Now that I am done being scared and pissed off, I’m viewing it as a warning shot — to be careful online and to teach my kids to be the same. I am, right now in my head, composing a conversation I need to have with them about suspicious messages and how to handle them, (i.e., tell me so I can help and/or track down and beat the shit out of anyone stalking and scaring my kids.)

It’s less embarrassing when you share.

I debated whether or not to share this story here. It’s embarrassing, but considering how many people watch porn, it’s also ridiculous to be embarrassed about it. Telling you myself, instead of waiting for someone else to out me allows me to be in control, to take back the power that internet trolls are trying to steal for their own gain.

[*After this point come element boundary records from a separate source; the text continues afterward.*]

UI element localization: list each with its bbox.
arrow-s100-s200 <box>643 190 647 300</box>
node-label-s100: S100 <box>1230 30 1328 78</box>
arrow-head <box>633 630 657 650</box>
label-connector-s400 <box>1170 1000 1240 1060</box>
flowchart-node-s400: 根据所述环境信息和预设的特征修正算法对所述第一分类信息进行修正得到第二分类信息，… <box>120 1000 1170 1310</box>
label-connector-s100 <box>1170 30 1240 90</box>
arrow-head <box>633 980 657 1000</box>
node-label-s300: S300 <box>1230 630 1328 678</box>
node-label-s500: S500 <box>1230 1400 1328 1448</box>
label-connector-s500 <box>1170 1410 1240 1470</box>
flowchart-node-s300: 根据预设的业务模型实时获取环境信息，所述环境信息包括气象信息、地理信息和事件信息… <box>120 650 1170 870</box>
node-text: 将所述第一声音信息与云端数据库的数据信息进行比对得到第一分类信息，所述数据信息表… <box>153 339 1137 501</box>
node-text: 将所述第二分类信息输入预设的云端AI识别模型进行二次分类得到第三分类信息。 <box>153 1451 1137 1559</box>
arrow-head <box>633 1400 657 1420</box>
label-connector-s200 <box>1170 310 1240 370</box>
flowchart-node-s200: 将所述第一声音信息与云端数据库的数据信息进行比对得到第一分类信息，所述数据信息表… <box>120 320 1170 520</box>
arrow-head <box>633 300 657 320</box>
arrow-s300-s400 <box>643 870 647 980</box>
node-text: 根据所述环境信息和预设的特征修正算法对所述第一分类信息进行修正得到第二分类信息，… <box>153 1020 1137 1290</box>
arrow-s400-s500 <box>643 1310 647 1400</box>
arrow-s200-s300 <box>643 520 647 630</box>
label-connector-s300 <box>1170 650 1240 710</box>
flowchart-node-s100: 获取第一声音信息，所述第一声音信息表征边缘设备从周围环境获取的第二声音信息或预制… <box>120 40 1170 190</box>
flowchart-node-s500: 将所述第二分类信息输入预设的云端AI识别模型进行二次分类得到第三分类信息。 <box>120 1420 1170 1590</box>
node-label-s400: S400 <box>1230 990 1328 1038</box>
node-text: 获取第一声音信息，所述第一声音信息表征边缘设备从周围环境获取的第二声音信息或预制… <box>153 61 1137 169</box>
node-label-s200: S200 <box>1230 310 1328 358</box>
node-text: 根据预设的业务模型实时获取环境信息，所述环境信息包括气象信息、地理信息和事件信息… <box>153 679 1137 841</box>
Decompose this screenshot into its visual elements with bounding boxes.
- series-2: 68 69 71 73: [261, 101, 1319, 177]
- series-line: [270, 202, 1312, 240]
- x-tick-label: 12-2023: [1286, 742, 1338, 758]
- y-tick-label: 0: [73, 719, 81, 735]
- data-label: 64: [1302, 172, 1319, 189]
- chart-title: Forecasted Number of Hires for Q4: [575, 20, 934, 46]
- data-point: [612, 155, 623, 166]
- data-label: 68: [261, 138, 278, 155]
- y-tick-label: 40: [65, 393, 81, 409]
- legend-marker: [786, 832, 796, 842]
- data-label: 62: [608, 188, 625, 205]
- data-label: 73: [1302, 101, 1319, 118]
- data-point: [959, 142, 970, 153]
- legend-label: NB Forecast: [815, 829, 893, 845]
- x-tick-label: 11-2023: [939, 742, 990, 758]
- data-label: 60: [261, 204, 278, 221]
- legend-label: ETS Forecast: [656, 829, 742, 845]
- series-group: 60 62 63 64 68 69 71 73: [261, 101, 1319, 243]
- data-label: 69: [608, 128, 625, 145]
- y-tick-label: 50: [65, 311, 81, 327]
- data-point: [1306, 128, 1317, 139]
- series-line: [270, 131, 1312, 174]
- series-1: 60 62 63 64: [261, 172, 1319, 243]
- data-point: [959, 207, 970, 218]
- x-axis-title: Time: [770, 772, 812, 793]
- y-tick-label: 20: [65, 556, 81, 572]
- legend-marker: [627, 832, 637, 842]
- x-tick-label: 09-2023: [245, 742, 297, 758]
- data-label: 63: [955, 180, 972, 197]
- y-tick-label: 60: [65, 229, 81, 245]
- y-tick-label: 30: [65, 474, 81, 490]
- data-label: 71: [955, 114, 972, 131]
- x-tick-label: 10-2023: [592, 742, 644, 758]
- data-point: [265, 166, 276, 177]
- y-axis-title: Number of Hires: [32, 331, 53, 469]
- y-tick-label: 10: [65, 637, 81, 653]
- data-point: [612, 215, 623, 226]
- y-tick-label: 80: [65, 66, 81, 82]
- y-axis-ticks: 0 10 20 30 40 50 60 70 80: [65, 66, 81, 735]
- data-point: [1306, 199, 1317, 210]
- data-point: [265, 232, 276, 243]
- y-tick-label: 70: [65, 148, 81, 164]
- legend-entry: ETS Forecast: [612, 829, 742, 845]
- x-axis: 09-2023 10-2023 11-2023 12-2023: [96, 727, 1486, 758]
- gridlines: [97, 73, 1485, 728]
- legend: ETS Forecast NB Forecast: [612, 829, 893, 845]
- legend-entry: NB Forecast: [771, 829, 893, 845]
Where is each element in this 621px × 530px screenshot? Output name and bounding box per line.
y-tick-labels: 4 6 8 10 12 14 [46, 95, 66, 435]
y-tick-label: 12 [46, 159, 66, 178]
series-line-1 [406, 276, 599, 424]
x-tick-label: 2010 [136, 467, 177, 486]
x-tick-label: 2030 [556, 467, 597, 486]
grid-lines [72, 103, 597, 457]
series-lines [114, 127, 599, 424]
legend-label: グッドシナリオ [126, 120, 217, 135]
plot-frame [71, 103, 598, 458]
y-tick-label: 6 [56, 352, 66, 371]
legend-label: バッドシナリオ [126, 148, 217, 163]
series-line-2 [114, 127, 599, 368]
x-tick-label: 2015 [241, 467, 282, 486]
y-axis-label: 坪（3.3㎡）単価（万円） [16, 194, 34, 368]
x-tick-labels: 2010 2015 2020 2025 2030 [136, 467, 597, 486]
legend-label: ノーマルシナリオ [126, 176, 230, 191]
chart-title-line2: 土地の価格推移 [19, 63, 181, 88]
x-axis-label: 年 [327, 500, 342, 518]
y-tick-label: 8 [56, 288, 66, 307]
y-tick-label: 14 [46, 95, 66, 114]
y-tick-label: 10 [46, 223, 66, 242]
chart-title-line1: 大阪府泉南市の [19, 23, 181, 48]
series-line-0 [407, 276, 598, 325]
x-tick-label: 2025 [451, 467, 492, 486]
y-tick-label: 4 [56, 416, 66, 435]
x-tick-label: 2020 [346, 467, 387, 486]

I know there are other people out there who’ve gotten these messages — people who feel scared, annoyed, angry, embarrassed. And when we keep these terrifying situations to ourselves, it eats at us and grows larger and heavier. We lose to the internet terrorists who want us to be scared enough to succumb to their wishes or at least live in fear for a while.

But when we are honest about who were are, when we stand on the mountain and shout, “Yes, I’ve watched internet porn before. So what?” When we let all of our skeletons out of the closet to dance around in broad daylight, no one can impose a fear hold on us. Here’s the other thing you find out when you let out gossipy truths about yourself….in actuality, no one really cares all that much.

4 Comments

  1. You can never do anything that would diminish my love and respect for you. I’m very proud that you didn’t succumb to the blackmail.

  2. Thank you. I did some further research, and it turns out it is a boilerplate email scammers send to lists of emails and passwords they’ve obtained illegally. They send them to thousands of people and hope a few will actually send them money. It’s totally random.

  3. The password is an old one I used to use. It was probably obtained during a security breach a long time ago. This is why things like two-factor authentication are important and why, when you get those emails about possible security breaches that ask you to change your password, you should follow through.